Cheryl Larson: I was just going to say that patient out-of-pocket cost is a big deal. Do employers love copay assistance cards? No. They love them on one hand; on the other hand, oftentimes it might be a more expensive drug than an equally good drug, and now you’ve got that patient on that drug. We’ve seen the PBMs and the plans come to the table with copay accumulator programs, which shifted more cost to the patient instead of helping, as a way to look like superheroes to the employers, which is good. I think they’ll hide it up the health plans. We as employers have to look at those more carefully. It was a way to shift more cost. I don’t see any biosimilars offering 40% to 50% savings. If we’re lucky, we see 10% to 15%, maybe 20%, and it’s a shame that they have been held back from being utilized more by players who didn’t want to lose revenue from a branded drug they had, or they weren’t getting a rebate on it. We’ve been doing research on that, and it’s a real eye-opener. I’d like to see more transparency in the industry. That’s not even something that we’ve talked about. I know you guys are on the payer/provider side, and I would love for us to start looking at ways to do that without government influence because they are often choosing the wrong things to focus on. Eric, I’ve appreciated much of what you’ve said about the need to collaborate, the need to work together, and the need to partner. Employers have no access to the provider community. The network is 100% driven by the insurer, yet we know that there’s starting to be more movement toward direct contracting with employers and providers. Are we saying that’s the best way to do it? Maybe not. We don’t know. It’s working in some markets, not in all. Hopefully we’ll start to see more collaboration post-COVID-19 [coronavirus disease 2019], or at least during COVID-19 because we don’t know when that post period is. Thank you.

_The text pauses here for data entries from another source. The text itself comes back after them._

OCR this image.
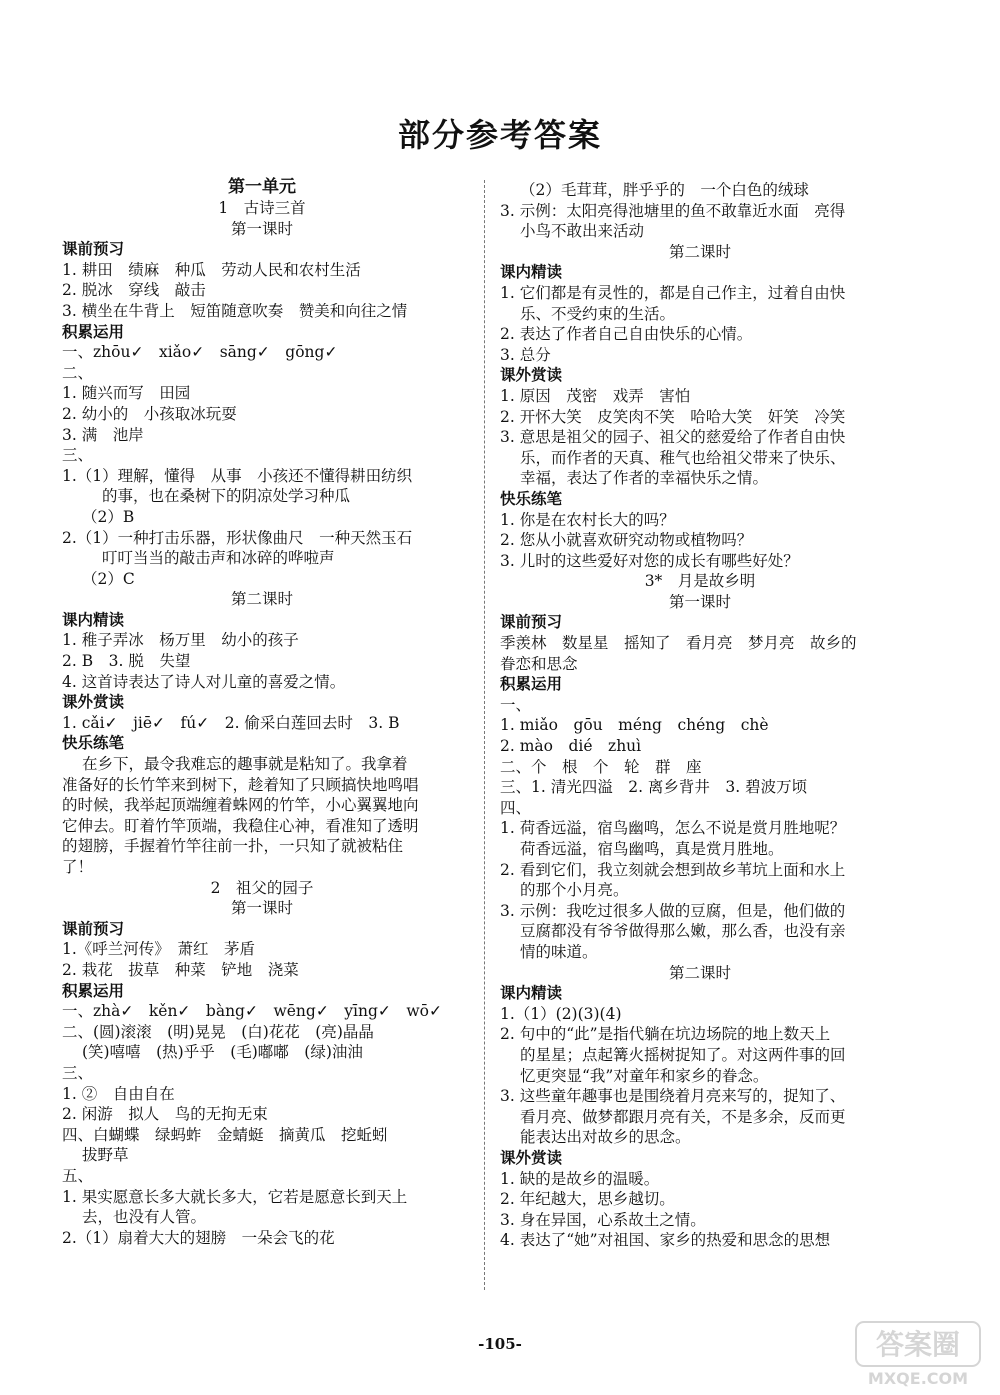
部分参考答案
第一单元
1　古诗三首
第一课时
课前预习
1. 耕田　绩麻　种瓜　劳动人民和农村生活
2. 脱冰　穿线　敲击
3. 横坐在牛背上　短笛随意吹奏　赞美和向往之情
积累运用
一、zhōu✓　xiǎo✓　sāng✓　gōng✓
二、
1. 随兴而写　田园
2. 幼小的　小孩取冰玩耍
3. 满　池岸
三、
1.（1）理解，懂得　从事　小孩还不懂得耕田纺织
的事，也在桑树下的阴凉处学习种瓜
（2）B
2.（1）一种打击乐器，形状像曲尺　一种天然玉石
叮叮当当的敲击声和冰碎的哗啦声
（2）C
第二课时
课内精读
1. 稚子弄冰　杨万里　幼小的孩子
2. B　3. 脱　失望
4. 这首诗表达了诗人对儿童的喜爱之情。
课外赏读
1. cǎi✓　jiē✓　fú✓　2. 偷采白莲回去时　3. B
快乐练笔
在乡下，最令我难忘的趣事就是粘知了。我拿着
准备好的长竹竿来到树下，趁着知了只顾搞快地鸣唱
的时候，我举起顶端缠着蛛网的竹竿，小心翼翼地向
它伸去。盯着竹竿顶端，我稳住心神，看准知了透明
的翅膀，手握着竹竿往前一扑，一只知了就被粘住
了！
2　祖父的园子
第一课时
课前预习
1.《呼兰河传》　萧红　茅盾
2. 栽花　拔草　种菜　铲地　浇菜
积累运用
一、zhà✓　kěn✓　bàng✓　wēng✓　yīng✓　wō✓
二、(圆)滚滚　(明)晃晃　(白)花花　(亮)晶晶
(笑)嘻嘻　(热)乎乎　(毛)嘟嘟　(绿)油油
三、
1. ②　自由自在
2. 闲游　拟人　鸟的无拘无束
四、白蝴蝶　绿蚂蚱　金蜻蜓　摘黄瓜　挖蚯蚓
拔野草
五、
1. 果实愿意长多大就长多大，它若是愿意长到天上
去，也没有人管。
2.（1）扇着大大的翅膀　一朵会飞的花
（2）毛茸茸，胖乎乎的　一个白色的绒球
3. 示例：太阳亮得池塘里的鱼不敢靠近水面　亮得
小鸟不敢出来活动
第二课时
课内精读
1. 它们都是有灵性的，都是自己作主，过着自由快
乐、不受约束的生活。
2. 表达了作者自己自由快乐的心情。
3. 总分
课外赏读
1. 原因　茂密　戏弄　害怕
2. 开怀大笑　皮笑肉不笑　哈哈大笑　奸笑　冷笑
3. 意思是祖父的园子、祖父的慈爱给了作者自由快
乐，而作者的天真、稚气也给祖父带来了快乐、
幸福，表达了作者的幸福快乐之情。
快乐练笔
1. 你是在农村长大的吗？
2. 您从小就喜欢研究动物或植物吗？
3. 儿时的这些爱好对您的成长有哪些好处？
3*　月是故乡明
第一课时
课前预习
季羡林　数星星　摇知了　看月亮　梦月亮　故乡的
眷恋和思念
积累运用
一、
1. miǎo　gōu　méng　chéng　chè
2. mào　dié　zhuì
二、个　根　个　轮　群　座
三、1. 清光四溢　2. 离乡背井　3. 碧波万顷
四、
1. 荷香远溢，宿鸟幽鸣，怎么不说是赏月胜地呢？
荷香远溢，宿鸟幽鸣，真是赏月胜地。
2. 看到它们，我立刻就会想到故乡苇坑上面和水上
的那个小月亮。
3. 示例：我吃过很多人做的豆腐，但是，他们做的
豆腐都没有爷爷做得那么嫩，那么香，也没有亲
情的味道。
第二课时
课内精读
1.（1）(2)(3)(4)
2. 句中的“此”是指代躺在坑边场院的地上数天上
的星星；点起篝火摇树捉知了。对这两件事的回
忆更突显“我”对童年和家乡的眷念。
3. 这些童年趣事也是围绕着月亮来写的，捉知了、
看月亮、做梦都跟月亮有关，不是多余，反而更
能表达出对故乡的思念。
课外赏读
1. 缺的是故乡的温暖。
2. 年纪越大，思乡越切。
3. 身在异国，心系故土之情。
4. 表达了“她”对祖国、家乡的热爱和思念的思想
-105-	答案圈
MXQE.COM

Neil B. Minkoff, MD: Kevin, you were trying to chime in.

Kevin U. Stephens, Sr, MD: I wanted to say one quick little part. You also have to take the financial status of the patient into consideration. As we see across the board when you have copayments and deductibles, many times, they could get out of their budget, and they don’t have it, particularly now in the time of COVID-19 where there have been many layoffs and reductions in the workforce, so people can’t afford it. Then what happens is that they go to the emergency department [ED], and they get admitted on an emergency basis, which costs more. It’s a complicated picture when you start looking at that. I don’t know if you’ve ever played this game, Whac-A-Mole, but you hit down on one little head, and then something else pops up, you hit that down, then another one pops up, and you just keep whacking at it. That often happens in medicine; we have to make sure that what we’re doing here doesn’t cause unintended, unexpected consequences, like ED visits.